One feature of some of the more serious cases we deal with is often chronic pain.


Chronic pain in itself simply means pain that continues for a long time, but in the context of legal cases it generally refers to pain in excess of what the physical injury would normally be expected to cause. Sometimes there will have been an initial injury which normally would be expected to get better by itself, but where the pain doesn't get better, or even gets worse.


Chronic pain can have a 'conventional' cause such as an unhealed injury, but sometimes the injury can trigger or aggravate other conditions such as fibromyalgia, or complex regional pain syndrome (CRPS). Sometimes psychological injuries such as post traumatic stress disorder (PTSD) can lead someone to experience worse pain than would otherwise be the case and to develop somatoform disorders.


Someone with a more cynical view of this might be tempted to dismiss such cases. Isn't the real reason why someone with a compensation claim says they suffer from more pain than the injury suggests, simply that they are exaggerating in order to get more compensation? Certainly the insurance companies that defend these claims will often take a lot of convincing.


However, what always convinces me about these cases is that it isn't just someone saying "it hurts a lot". Real chronic pain changes lives, not just of those who suffer from it but those around them too. Would someone faking severe pain be so committed to the lie that they leave their job, often putting both themselves and their families in real financial strife, with no guarantee of a payout at the end of it? Would they really turn those closest to them into their unpaid carers? Would they really give up driving, their hobbies, their social lives, all in order just to possibly get the money to put themselves back into the financial situation they were in before it all started?

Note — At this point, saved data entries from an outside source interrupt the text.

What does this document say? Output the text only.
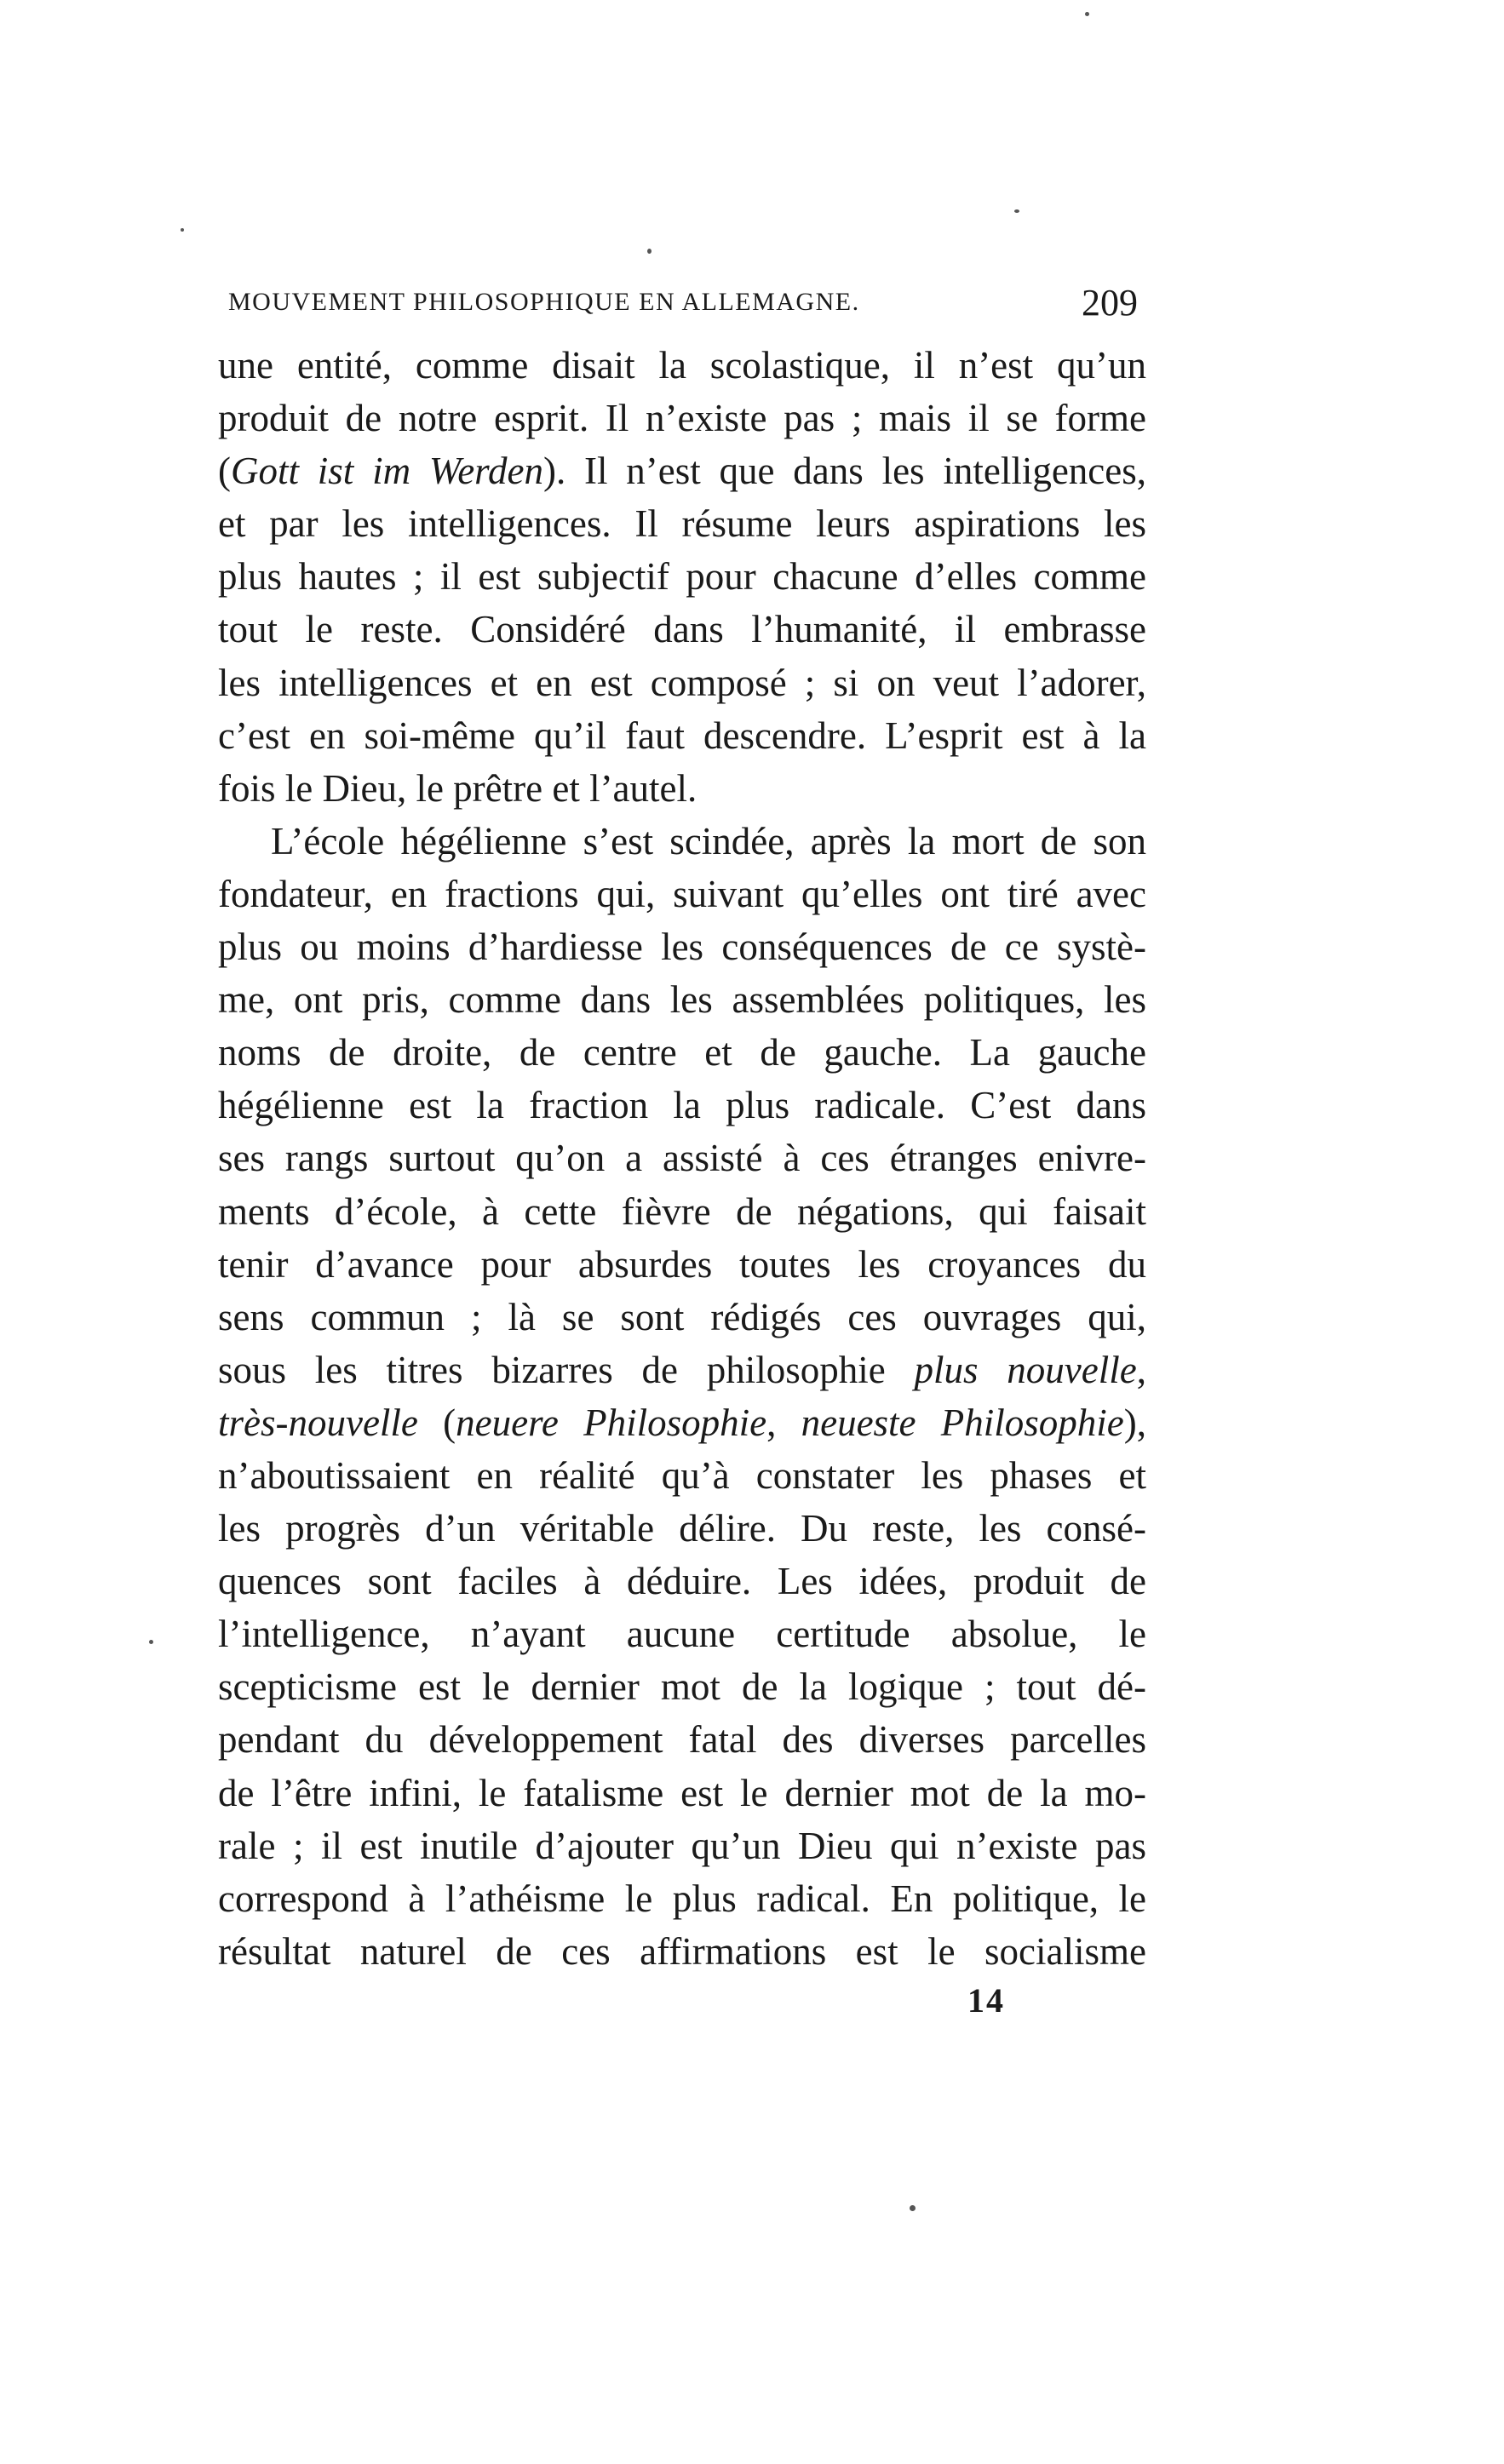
MOUVEMENT PHILOSOPHIQUE EN ALLEMAGNE.	209
une entité, comme disait la scolastique, il n’est qu’un
produit de notre esprit. Il n’existe pas ; mais il se forme
(Gott ist im Werden). Il n’est que dans les intelligences,
et par les intelligences. Il résume leurs aspirations les
plus hautes ; il est subjectif pour chacune d’elles comme
tout le reste. Considéré dans l’humanité, il embrasse
les intelligences et en est composé ; si on veut l’adorer,
c’est en soi-même qu’il faut descendre. L’esprit est à la
fois le Dieu, le prêtre et l’autel.
L’école hégélienne s’est scindée, après la mort de son
fondateur, en fractions qui, suivant qu’elles ont tiré avec
plus ou moins d’hardiesse les conséquences de ce systè-
me, ont pris, comme dans les assemblées politiques, les
noms de droite, de centre et de gauche. La gauche
hégélienne est la fraction la plus radicale. C’est dans
ses rangs surtout qu’on a assisté à ces étranges enivre-
ments d’école, à cette fièvre de négations, qui faisait
tenir d’avance pour absurdes toutes les croyances du
sens commun ; là se sont rédigés ces ouvrages qui,
sous les titres bizarres de philosophie plus nouvelle,
très-nouvelle (neuere Philosophie, neueste Philosophie),
n’aboutissaient en réalité qu’à constater les phases et
les progrès d’un véritable délire. Du reste, les consé-
quences sont faciles à déduire. Les idées, produit de
l’intelligence, n’ayant aucune certitude absolue, le
scepticisme est le dernier mot de la logique ; tout dé-
pendant du développement fatal des diverses parcelles
de l’être infini, le fatalisme est le dernier mot de la mo-
rale ; il est inutile d’ajouter qu’un Dieu qui n’existe pas
correspond à l’athéisme le plus radical. En politique, le
résultat naturel de ces affirmations est le socialisme
14
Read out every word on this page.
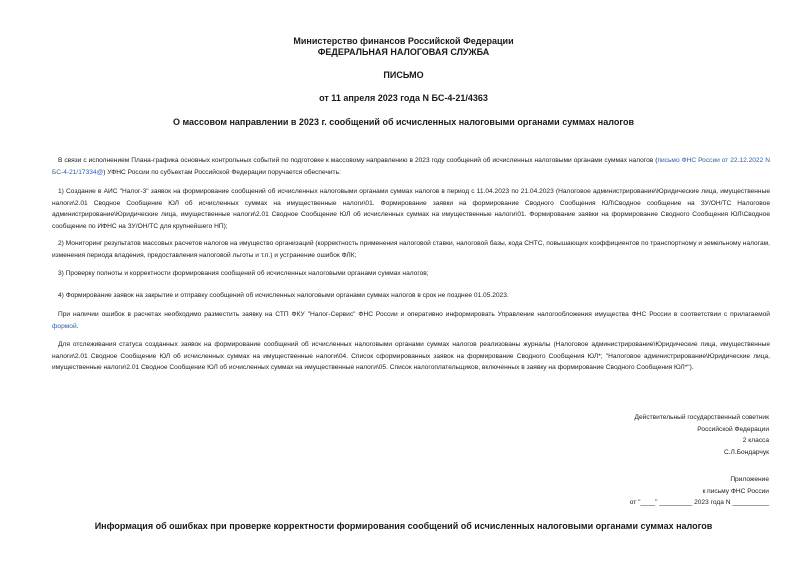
Министерство финансов Российской Федерации
ФЕДЕРАЛЬНАЯ НАЛОГОВАЯ СЛУЖБА
ПИСЬМО
от 11 апреля 2023 года N БС-4-21/4363
О массовом направлении в 2023 г. сообщений об исчисленных налоговыми органами суммах налогов
В связи с исполнением Плана-графика основных контрольных событий по подготовке к массовому направлению в 2023 году сообщений об исчисленных налоговыми органами суммах налогов (письмо ФНС России от 22.12.2022 N БС-4-21/17334@) УФНС России по субъектам Российской Федерации поручается обеспечить:
1) Создание в АИС "Налог-3" заявок на формирование сообщений об исчисленных налоговыми органами суммах налогов в период с 11.04.2023 по 21.04.2023 (Налоговое администрирование\Юридические лица, имущественные налоги\2.01 Сводное Сообщение ЮЛ об исчисленных суммах на имущественные налоги\01. Формирование заявки на формирование Сводного Сообщения ЮЛ\Сводное сообщение на ЗУ/ОН/ТС Налоговое администрирование\Юридические лица, имущественные налоги\2.01 Сводное Сообщение ЮЛ об исчисленных суммах на имущественные налоги\01. Формирование заявки на формирование Сводного Сообщения ЮЛ\Сводное сообщение по ИФНС на ЗУ/ОН/ТС для крупнейшего НП);
2) Мониторинг результатов массовых расчетов налогов на имущество организаций (корректность применения налоговой ставки, налоговой базы, кода СНТС, повышающих коэффициентов по транспортному и земельному налогам, изменения периода владения, предоставления налоговой льготы и т.п.) и устранение ошибок ФЛК;
3) Проверку полноты и корректности формирования сообщений об исчисленных налоговыми органами суммах налогов;
4) Формирование заявок на закрытие и отправку сообщений об исчисленных налоговыми органами суммах налогов в срок не позднее 01.05.2023.
При наличии ошибок в расчетах необходимо разместить заявку на СТП ФКУ "Налог-Сервис" ФНС России и оперативно информировать Управление налогообложения имущества ФНС России в соответствии с прилагаемой формой.
Для отслеживания статуса созданных заявок на формирование сообщений об исчисленных налоговыми органами суммах налогов реализованы журналы (Налоговое администрирование\Юридические лица, имущественные налоги\2.01 Сводное Сообщение ЮЛ об исчисленных суммах на имущественные налоги\04. Список сформированных заявок на формирование Сводного Сообщения ЮЛ*; "Налоговое администрирование\Юридические лица, имущественные налоги\2.01 Сводное Сообщение ЮЛ об исчисленных суммах на имущественные налоги\05. Список налогоплательщиков, включенных в заявку на формирование Сводного Сообщения ЮЛ*").
Действительный государственный советник
Российской Федерации
2 класса
С.Л.Бондарчук
Приложение
к письму ФНС России
от "____" _________ 2023 года N __________
Информация об ошибках при проверке корректности формирования сообщений об исчисленных налоговыми органами суммах налогов
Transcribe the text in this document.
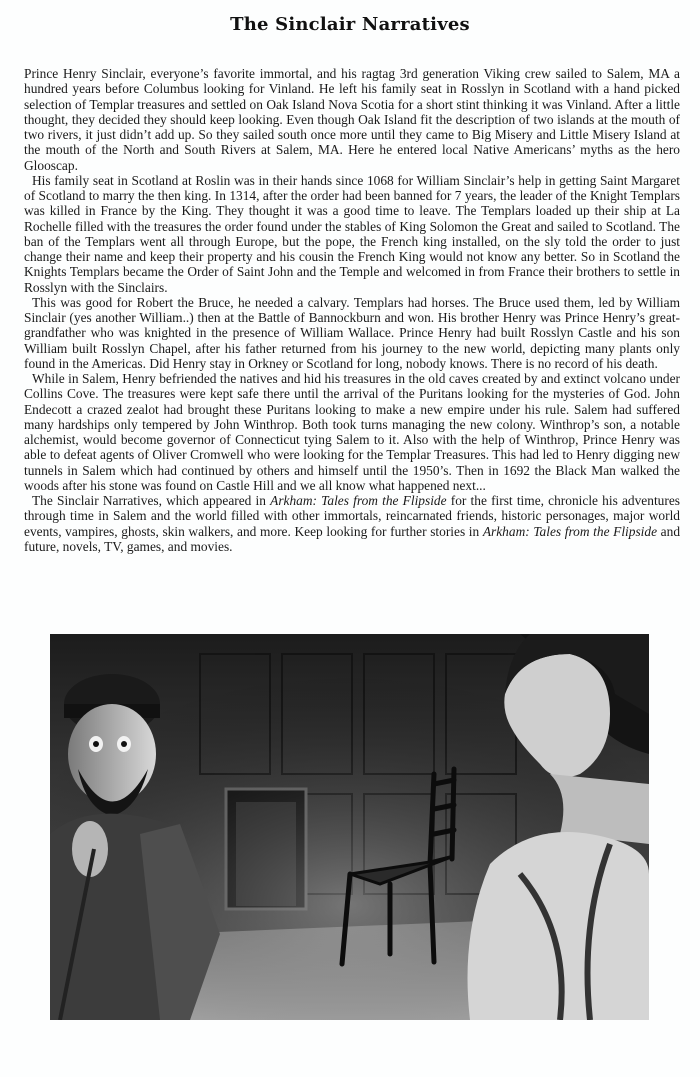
The Sinclair Narratives

Prince Henry Sinclair, everyone’s favorite immortal, and his ragtag 3rd generation Viking crew sailed to Salem, MA a hundred years before Columbus looking for Vinland. He left his family seat in Rosslyn in Scotland with a hand picked selection of Templar treasures and settled on Oak Island Nova Scotia for a short stint thinking it was Vinland. After a little thought, they decided they should keep looking. Even though Oak Island fit the description of two islands at the mouth of two rivers, it just didn’t add up. So they sailed south once more until they came to Big Misery and Little Misery Island at the mouth of the North and South Rivers at Salem, MA. Here he entered local Native Americans’ myths as the hero Glooscap.

His family seat in Scotland at Roslin was in their hands since 1068 for William Sinclair’s help in getting Saint Margaret of Scotland to marry the then king. In 1314, after the order had been banned for 7 years, the leader of the Knight Templars was killed in France by the King. They thought it was a good time to leave. The Templars loaded up their ship at La Rochelle filled with the treasures the order found under the stables of King Solomon the Great and sailed to Scotland. The ban of the Templars went all through Europe, but the pope, the French king installed, on the sly told the order to just change their name and keep their property and his cousin the French King would not know any better. So in Scotland the Knights Templars became the Order of Saint John and the Temple and welcomed in from France their brothers to settle in Rosslyn with the Sinclairs.

This was good for Robert the Bruce, he needed a calvary. Templars had horses. The Bruce used them, led by William Sinclair (yes another William..) then at the Battle of Bannockburn and won. His brother Henry was Prince Henry’s great-grandfather who was knighted in the presence of William Wallace. Prince Henry had built Rosslyn Castle and his son William built Rosslyn Chapel, after his father returned from his journey to the new world, depicting many plants only found in the Americas. Did Henry stay in Orkney or Scotland for long, nobody knows. There is no record of his death.

While in Salem, Henry befriended the natives and hid his treasures in the old caves created by and extinct volcano under Collins Cove. The treasures were kept safe there until the arrival of the Puritans looking for the mysteries of God. John Endecott a crazed zealot had brought these Puritans looking to make a new empire under his rule. Salem had suffered many hardships only tempered by John Winthrop. Both took turns managing the new colony. Winthrop’s son, a notable alchemist, would become governor of Connecticut tying Salem to it. Also with the help of Winthrop, Prince Henry was able to defeat agents of Oliver Cromwell who were looking for the Templar Treasures. This had led to Henry digging new tunnels in Salem which had continued by others and himself until the 1950’s. Then in 1692 the Black Man walked the woods after his stone was found on Castle Hill and we all know what happened next...

The Sinclair Narratives, which appeared in Arkham: Tales from the Flipside for the first time, chronicle his adventures through time in Salem and the world filled with other immortals, reincarnated friends, historic personages, major world events, vampires, ghosts, skin walkers, and more. Keep looking for further stories in Arkham: Tales from the Flipside and future, novels, TV, games, and movies.
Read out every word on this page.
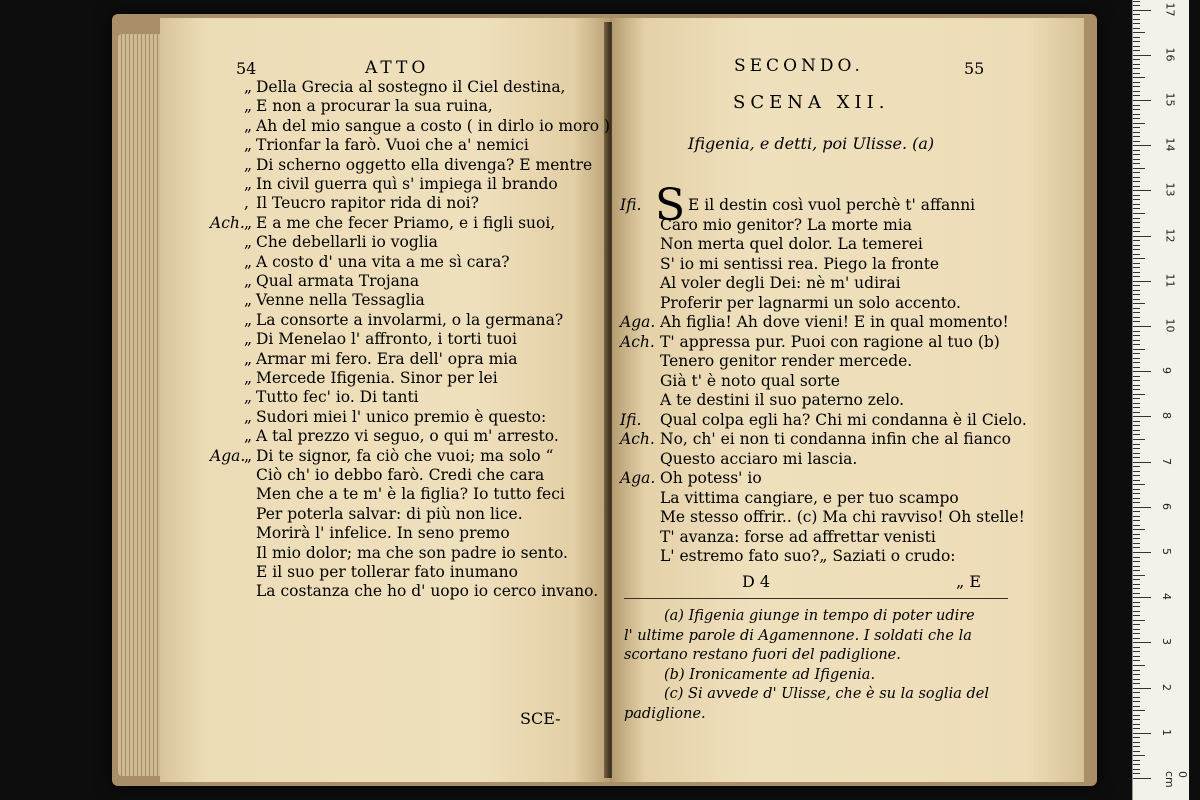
54	ATTO
„ Della Grecia al sostegno il Ciel destina,
„ E non a procurar la sua ruina,
„ Ah del mio sangue a costo ( in dirlo io moro )
„ Trionfar la farò. Vuoi che a' nemici
„ Di scherno oggetto ella divenga? E mentre
„ In civil guerra quì s' impiega il brando
, Il Teucro rapitor rida di noi?
Ach.„ E a me che fecer Priamo, e i figli suoi,
„ Che debellarli io voglia
„ A costo d' una vita a me sì cara?
„ Qual armata Trojana
„ Venne nella Tessaglia
„ La consorte a involarmi, o la germana?
„ Di Menelao l' affronto, i torti tuoi
„ Armar mi fero. Era dell' opra mia
„ Mercede Ifigenia. Sinor per lei
„ Tutto fec' io. Di tanti
„ Sudori miei l' unico premio è questo:
„ A tal prezzo vi seguo, o qui m' arresto.
Aga.„ Di te signor, fa ciò che vuoi; ma solo “
Ciò ch' io debbo farò. Credi che cara
Men che a te m' è la figlia? Io tutto feci
Per poterla salvar: di più non lice.
Morirà l' infelice. In seno premo
Il mio dolor; ma che son padre io sento.
E il suo per tollerar fato inumano
La costanza che ho d' uopo io cerco invano.
SCE-
SECONDO.	55
SCENA XII.
Ifigenia, e detti, poi Ulisse. (a)
S
Ifi.	E il destin così vuol perchè t' affanni
Caro mio genitor? La morte mia
Non merta quel dolor. La temerei
S' io mi sentissi rea. Piego la fronte
Al voler degli Dei: nè m' udirai
Proferir per lagnarmi un solo accento.
Aga. Ah figlia! Ah dove vieni! E in qual momento!
Ach. T' appressa pur. Puoi con ragione al tuo (b)
Tenero genitor render mercede.
Già t' è noto qual sorte
A te destini il suo paterno zelo.
Ifi. Qual colpa egli ha? Chi mi condanna è il Cielo.
Ach. No, ch' ei non ti condanna infin che al fianco
Questo acciaro mi lascia.
Aga. Oh potess' io
La vittima cangiare, e per tuo scampo
Me stesso offrir.. (c) Ma chi ravviso! Oh stelle!
T' avanza: forse ad affrettar venisti
L' estremo fato suo?„ Saziati o crudo:
D 4	„ E
(a) Ifigenia giunge in tempo di poter udire
l' ultime parole di Agamennone. I soldati che la
scortano restano fuori del padiglione.
(b) Ironicamente ad Ifigenia.
(c) Si avvede d' Ulisse, che è su la soglia del
padiglione.
17
16
15
14
13
12
11
10
9
8
7
6
5
4
3
2
1
0 cm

The other thing, of course, is that chronic pain conditions happen to people who aren't making legal claims too. And if they happen to a certain number of people who have no compensation "incentive", isn't it reasonable to assume a certain number of those involved in accidents might be expected to suffer chronic pain, especially as by definition those people have suffered a potential trigger - their accident.


The Guardian is currently running a series of articles about chronic pain, including some of the scientific thinking behind it, and stories from sufferers about what it is like to live with pain that never goes away, and how they have developed strategies to cope. They are well worth reading.